Cap yang diberikan Komisi Informasi Daerah (KID) DIY bahwa Sleman sebagai pemantik semangat keterbukaan informasi, tak membuat Pejabat Pengelola Informasi dan Dokumentasi (PPID) Utama Kabupaten Sleman terlena. Hal ini disampaikan, Komisioner KID DIY, Suharnanik Listiana, pada pertemuan Sosialisasi Monitoring dan Evaluasi (Monev) di Sleman Smart Room, Dinas Komunikasi dan Informatika (Kominfo) Kabupaten Sleman, Kamis (14/03/19).

Wanita yang bekerja sebagai Komisioner Komisi Informasi Daerah (KID) Daerah Istimewa Yogyakarta (DIY) Bidang Advokasi, Sosialisasi dan Edukasi ini mengatakan bahwa Sleman cukup baik dalam keterbukaan informasi publik dan menjadikan pemantik semangat bagi daerah-daerah lain di Yogyakarta.
“e-PPID itu baru ada di Kabupaten Sleman sedangkan di Kabupaten lain yang ada di Yogyakarta belum ada sehingga ini juga tambahan Kabupaten Sleman yang dianggap sebagai pemantik semangat bagi kabupaten lain selain prestasi pelayanannya,” tambah Suharnanik.

Sementara itu, Eka Suryo Prihantoro, Kepala Dinas Komunikasi dan Informatika Kabupaten Sleman sebagai PPID Utama Kabupaten Sleman, mengakui keberhasilan Dinas Kominfo Sleman di tahun-tahun sebelumnya dalam hal keterbukaan informasi publik. Walau demikian Eka menyampaikan Dinas Kominfo Sleman akan tetap fokus dan memaksimalkan pelayanan informasi publik.

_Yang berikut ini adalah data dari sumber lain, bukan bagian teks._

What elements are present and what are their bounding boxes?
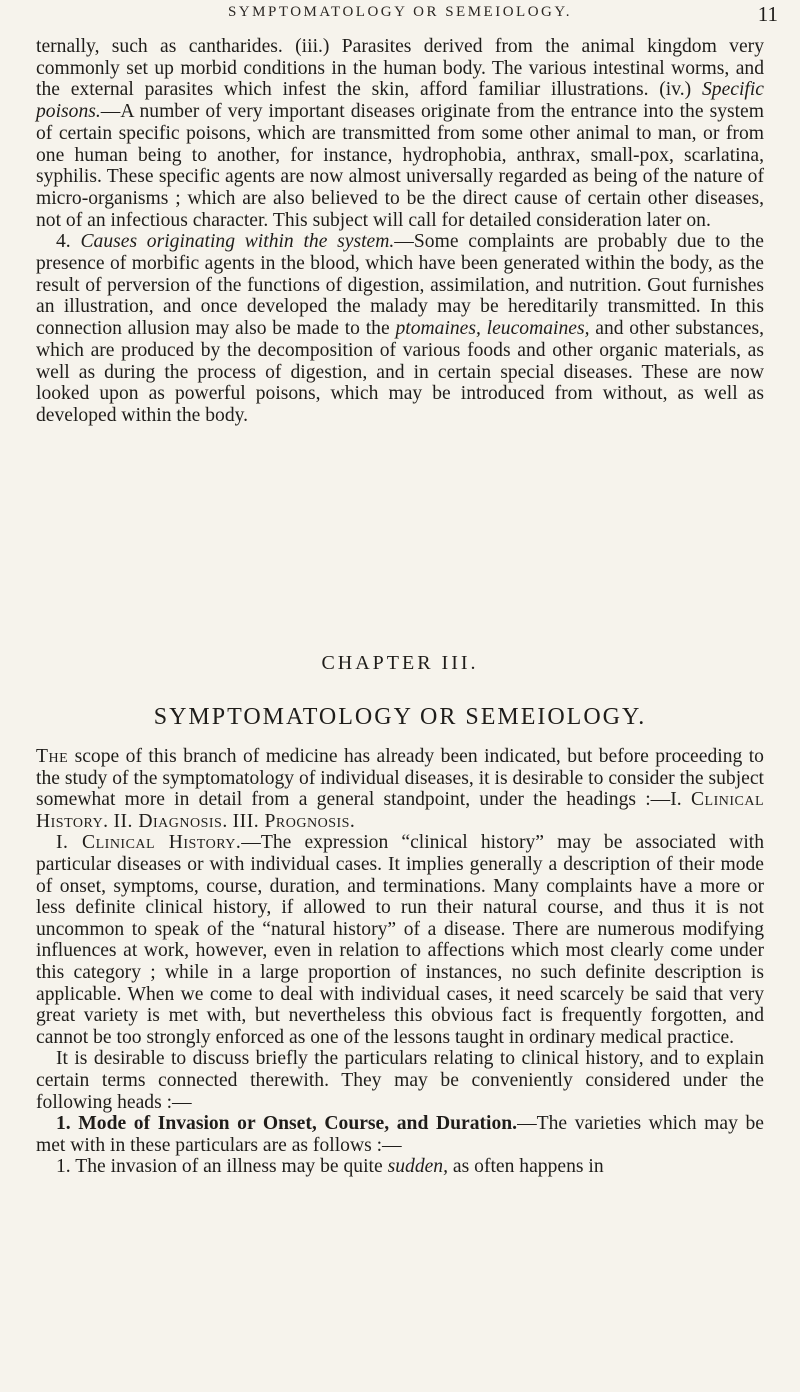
desirable-text: It is desirable to discuss briefly the particulars relating to clinical history, and to explain certain terms connected therewith. They may be conveniently considered under the following heads :— [36, 1048, 764, 1113]
paragraph-intro [36, 746, 764, 832]
paragraph-item-4 [36, 231, 764, 426]
invasion-text: 1. The invasion of an illness may be quite [56, 1156, 383, 1178]
paragraph-a-rest: —A number of very important diseases originate from the entrance into the system of certain specific poisons, which are transmitted from some other animal to man, or from one human being to another, for instance, hydrophobia, anthrax, small-pox, scarlatina, syphilis. These specific agents are now almost universally regarded as being of the nature of micro-organisms ; which are also believed to be the direct cause of certain other diseases, not of an infectious character. This subject will call for detailed consideration later on. [36, 101, 764, 231]
mode-text: —The varieties which may be met with in these particulars are as follows :— [36, 1113, 764, 1156]
paragraph-specific-poisons [36, 36, 764, 231]
page-number: 11 [757, 2, 778, 26]
running-head: SYMPTOMATOLOGY OR SEMEIOLOGY. [227, 4, 573, 20]
chapter-number: CHAPTER III. [321, 652, 479, 674]
invasion-tail: as often happens in [452, 1156, 604, 1178]
item4-text-1: —Some complaints are probably due to the presence of morbific agents in the blood, which have been generated within the body, as the result of perversion of the functions of digestion, assimilation, and nutrition. Gout furnishes an illustration, and once developed the malady may be hereditarily transmitted. In this connection allusion may also be made to the [36, 231, 765, 340]
section-causes [36, 36, 764, 427]
mode-heading: 1. Mode of Invasion or Onset, Course, and Duration. [56, 1113, 518, 1135]
item4-number: 4. [56, 231, 71, 253]
item4-text-2: and other substances, which are produced by the decomposition of various foods and other organic materials, as well as during the process of digestion, and in certain special diseases. These are now looked upon as powerful poisons, which may be introduced from without, as well as developed within the body. [36, 318, 765, 426]
item4-italic-terms: ptomaines, leucomaines, [395, 318, 590, 340]
section-symptomatology [36, 746, 764, 1178]
paragraph-mode-of-invasion [36, 1113, 764, 1156]
chapter-title: SYMPTOMATOLOGY OR SEMEIOLOGY. [153, 704, 647, 730]
paragraph-a-text: ternally, such as cantharides. (iii.) Parasites derived from the animal kingdom very commonly set up morbid conditions in the human body. The various intestinal worms, and the external parasites which infest the skin, afford familiar illustrations. (iv.) [36, 36, 764, 101]
paragraph-clinical-history [36, 832, 764, 1048]
paragraph-invasion [36, 1156, 764, 1178]
heading-diagnosis: II. Diagnosis. [113, 810, 228, 832]
clinical-history-label: I. Clinical History. [56, 832, 242, 854]
item4-title: Causes originating within the system. [80, 231, 395, 253]
clinical-history-text: —The expression “clinical history” may be associated with particular diseases or with individual cases. It implies generally a description of their mode of onset, symptoms, course, duration, and terminations. Many complaints have a more or less definite clinical history, if allowed to run their natural course, and thus it is not uncommon to speak of the “natural history” of a disease. There are numerous modifying influences at work, however, even in relation to affections which most clearly come under this category ; while in a large proportion of instances, no such definite description is applicable. When we come to deal with individual cases, it need scarcely be said that very great variety is met with, but nevertheless this obvious fact is frequently forgotten, and cannot be too strongly enforced as one of the lessons taught in ordinary medical practice. [36, 832, 764, 1048]
sudden-word: sudden, [387, 1156, 449, 1178]
intro-lead: The [36, 746, 69, 767]
intro-text: scope of this branch of medicine has already been indicated, but before proceeding to the study of the symptomatology of individual diseases, it is desirable to consider the subject somewhat more in detail from a general standpoint, under the headings :—I. [36, 746, 764, 811]
heading-clinical-history: Clinical History. [36, 789, 765, 832]
heading-prognosis: III. Prognosis. [232, 810, 356, 832]
specific-poisons-label: Specific poisons. [36, 79, 764, 123]
paragraph-desirable [36, 1048, 764, 1113]
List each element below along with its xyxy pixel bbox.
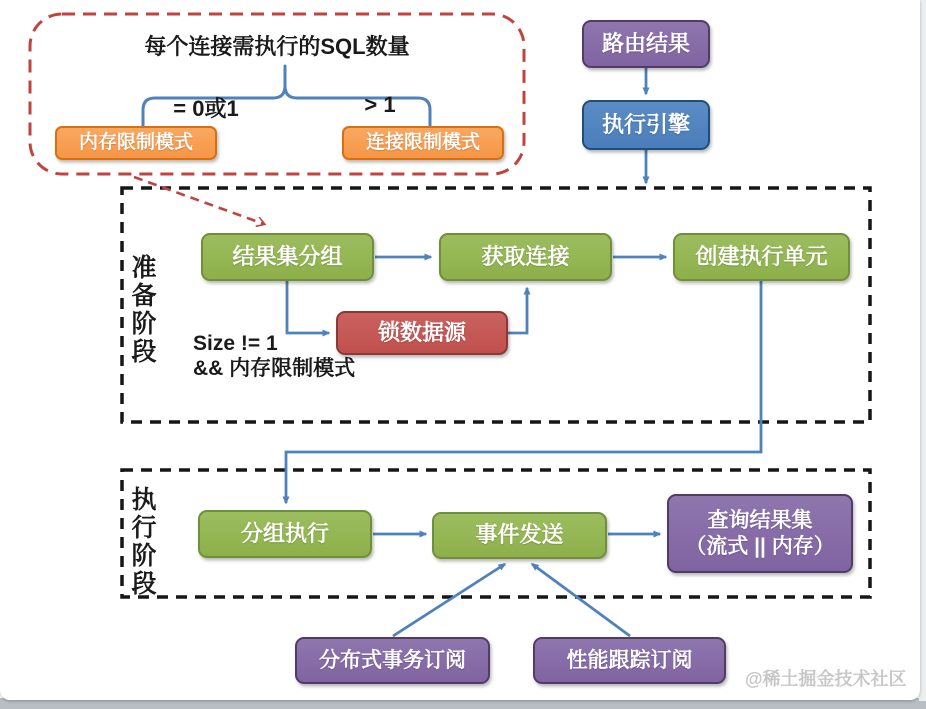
route-result-box: 路由结果 [582,20,710,68]
event-send-box: 事件发送 [432,512,607,559]
query-result-box [667,494,853,573]
legend-title: 每个连接需执行的SQL数量 [144,34,410,59]
watermark: @稀土掘金技术社区 [745,669,907,689]
arrow-txsub-to-event [393,564,505,636]
memory-limit-mode-box: 内存限制模式 [55,126,217,160]
arrow-tracesub-to-event [532,564,630,636]
execution-engine-box: 执行引擎 [582,100,710,150]
execute-phase-label: 执行阶段 [128,486,156,598]
condition-right-label: > 1 [364,92,396,117]
query-result-line2: （流式 || 内存） [685,534,835,558]
size-condition-text [193,331,355,381]
prepare-phase-label: 准备阶段 [128,254,156,366]
acquire-connection-box: 获取连接 [439,233,612,281]
connection-limit-mode-box: 连接限制模式 [342,126,504,160]
arrow-legend-to-grouping [134,177,264,224]
performance-trace-subscriber-box: 性能跟踪订阅 [533,637,726,684]
prepare-phase-outline [122,188,870,422]
size-condition-line2: && 内存限制模式 [193,357,356,380]
arrow-grouping-to-lock [287,281,329,333]
condition-left-label: = 0或1 [173,96,239,121]
lock-datasource-box: 锁数据源 [336,311,508,355]
arrow-lock-to-acquire [508,288,527,333]
query-result-line1: 查询结果集 [707,508,813,532]
result-set-grouping-box: 结果集分组 [201,233,374,281]
create-execution-unit-box: 创建执行单元 [673,233,850,281]
distributed-transaction-subscriber-box: 分布式事务订阅 [295,637,490,684]
group-execution-box: 分组执行 [198,510,372,558]
size-condition-line1: Size != 1 [193,332,278,355]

Ditambahkan Kepala Bidang Informasi dan Komunikasi Publik (IKP) Dinas Kominfo Kabupaten Sleman, Noor Hidayanti Zakiyah Pramulani, yang paling ditekankan pada pelayanan informasi publik adalah bagaimana pelayanan ini tak hanya dilakukan saat ada momen tertentu seperti Monev saja namun menjadi suatu kebiasaan yang konsisten dan selalu meningkat utamanya dalam hal pelayanan.